Growing insider threat
The report reveals that overall, 72 percent of companies have been hit by fraud led by at least one insider, up from 67 percent last year. Of those victims of fraud, 32 percent had suffered at least one crime where the main perpetrator was in senior or middle management, 42 percent where he or she was a junior employee and 23 percent where an agent or intermediary was the main culprit.
However, the study also reveals that most fraud is discovered internally. In cases where the fraud was uncovered, over half (52 percent) were discovered by management and an internal audit played a role in 51 percent of cases, compared to just one in 10 incidents (10 percent) where an external audit contributed to its discovery.

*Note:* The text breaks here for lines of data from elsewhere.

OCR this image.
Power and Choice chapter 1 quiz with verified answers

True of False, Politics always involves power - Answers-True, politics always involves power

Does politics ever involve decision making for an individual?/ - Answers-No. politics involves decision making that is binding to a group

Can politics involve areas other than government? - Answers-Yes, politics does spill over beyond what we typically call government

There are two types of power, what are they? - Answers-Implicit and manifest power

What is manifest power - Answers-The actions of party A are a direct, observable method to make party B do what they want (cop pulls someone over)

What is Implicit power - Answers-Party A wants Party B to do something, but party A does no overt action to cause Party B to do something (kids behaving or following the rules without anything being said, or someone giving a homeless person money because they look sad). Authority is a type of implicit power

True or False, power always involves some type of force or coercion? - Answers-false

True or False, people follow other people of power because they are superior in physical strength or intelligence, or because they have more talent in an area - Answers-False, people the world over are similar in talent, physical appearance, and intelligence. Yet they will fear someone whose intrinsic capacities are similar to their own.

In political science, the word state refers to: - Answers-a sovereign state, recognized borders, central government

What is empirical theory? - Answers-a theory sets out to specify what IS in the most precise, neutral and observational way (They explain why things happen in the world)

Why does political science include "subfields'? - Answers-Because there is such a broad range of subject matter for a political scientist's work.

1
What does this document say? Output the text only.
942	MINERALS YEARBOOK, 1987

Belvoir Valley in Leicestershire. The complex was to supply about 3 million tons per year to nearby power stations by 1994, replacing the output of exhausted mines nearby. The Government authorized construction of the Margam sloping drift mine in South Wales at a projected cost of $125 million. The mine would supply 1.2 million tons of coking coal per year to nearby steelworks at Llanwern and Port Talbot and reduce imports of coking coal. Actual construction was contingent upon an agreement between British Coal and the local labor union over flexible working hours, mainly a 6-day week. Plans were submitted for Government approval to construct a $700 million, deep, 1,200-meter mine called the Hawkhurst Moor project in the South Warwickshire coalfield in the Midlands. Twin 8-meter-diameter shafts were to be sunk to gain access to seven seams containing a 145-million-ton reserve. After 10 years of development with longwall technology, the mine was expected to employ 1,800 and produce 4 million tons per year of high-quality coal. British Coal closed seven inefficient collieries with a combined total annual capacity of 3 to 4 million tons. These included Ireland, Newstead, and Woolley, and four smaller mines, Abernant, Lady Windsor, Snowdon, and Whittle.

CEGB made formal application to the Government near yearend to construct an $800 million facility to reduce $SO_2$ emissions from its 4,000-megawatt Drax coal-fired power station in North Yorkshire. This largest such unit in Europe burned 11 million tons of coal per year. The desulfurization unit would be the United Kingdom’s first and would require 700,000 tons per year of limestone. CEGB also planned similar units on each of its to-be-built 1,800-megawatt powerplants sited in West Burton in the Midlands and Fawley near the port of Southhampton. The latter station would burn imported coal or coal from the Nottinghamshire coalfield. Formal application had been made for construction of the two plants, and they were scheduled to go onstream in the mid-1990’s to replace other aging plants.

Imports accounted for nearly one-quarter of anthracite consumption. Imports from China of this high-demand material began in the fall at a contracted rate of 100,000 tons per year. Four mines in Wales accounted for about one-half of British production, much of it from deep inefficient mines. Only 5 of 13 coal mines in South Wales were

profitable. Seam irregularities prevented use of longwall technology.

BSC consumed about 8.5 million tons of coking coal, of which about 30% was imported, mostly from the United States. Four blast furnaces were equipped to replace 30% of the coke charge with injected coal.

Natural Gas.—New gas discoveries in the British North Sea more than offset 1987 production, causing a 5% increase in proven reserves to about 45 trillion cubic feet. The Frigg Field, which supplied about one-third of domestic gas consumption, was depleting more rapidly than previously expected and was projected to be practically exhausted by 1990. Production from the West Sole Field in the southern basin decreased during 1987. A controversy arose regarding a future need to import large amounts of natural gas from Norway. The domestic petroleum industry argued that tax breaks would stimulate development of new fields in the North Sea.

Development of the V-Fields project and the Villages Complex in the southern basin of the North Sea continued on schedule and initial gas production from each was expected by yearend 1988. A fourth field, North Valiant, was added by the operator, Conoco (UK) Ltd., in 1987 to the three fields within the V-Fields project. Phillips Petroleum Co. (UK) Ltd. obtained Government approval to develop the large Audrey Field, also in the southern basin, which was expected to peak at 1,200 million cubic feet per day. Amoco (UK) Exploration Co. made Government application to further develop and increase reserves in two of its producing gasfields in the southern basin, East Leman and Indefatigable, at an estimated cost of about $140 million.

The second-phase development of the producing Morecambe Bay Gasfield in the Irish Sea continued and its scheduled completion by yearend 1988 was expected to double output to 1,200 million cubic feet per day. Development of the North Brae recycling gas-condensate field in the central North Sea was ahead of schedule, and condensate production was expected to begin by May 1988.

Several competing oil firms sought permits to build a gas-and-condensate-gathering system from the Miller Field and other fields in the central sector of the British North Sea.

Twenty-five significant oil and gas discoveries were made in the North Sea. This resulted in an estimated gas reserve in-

Senior employee alertness is key to combating fraud. However, when senior employees are themselves the perpetrators, whistleblowers become a more important way of exposing wrongdoing. A whistleblower was involved in one in three incidents (32 percent) of all cases where fraud was uncovered and in 41 percent of cases that involved senior or middle management. Despite this, just 52 percent of companies reported that they have invested in staff training around fraud and the creation of whistleblower hotlines.
Tom Hartley, CEO of Kroll, commented: “It should come as no surprise to anyone whose job it is to combat fraud that the global incidence of fraud is rising. But the measure of a good company is not whether or not you’ve suffered a fraud, it’s how you prepare for it, how you deal with it and how you move on afterwards. Many of the clients we’ve helped deal with fraud over the last 12 months have, on discovering fraud, resolved the issue and moved forward with a better risk mitigation strategy including vendor screening, whistleblower programs and employee training. Most would say that they are now in a better position because of the fraud and the way they dealt with it. So it’s not just about avoiding fraud, which is almost inevitable, it’s also about how you respond.”
Cyber-threats: firms vulnerable to information theft
The study reveals that more companies are highly vulnerable to information theft (21 percent) than any other category of fraud and three quarters of businesses (75 percent) are at least moderately vulnerable to it. Information theft remains the second most common type of fraud, affecting more than one in five businesses over the past year (22 percent) and executives say that the complexity of their IT infrastructure is the biggest factor increasing their company’s exposure to fraud (cited by 37 percent of respondents).
This increasing exposure to fraud due to IT complexity is being exploited more by outsiders. As a share of all incidents of information theft, attacks by external hackers have almost doubled from 18 percent to 35 percent, and 17 percent of information theft victims suffered as a result of a hacker attack on a vendor or supplier, up from 5 percent last year.
However, like most frauds, information theft is typically an inside job. Of those who have suffered in the past year where the perpetrator is known, 39 percent say an employee was to blame.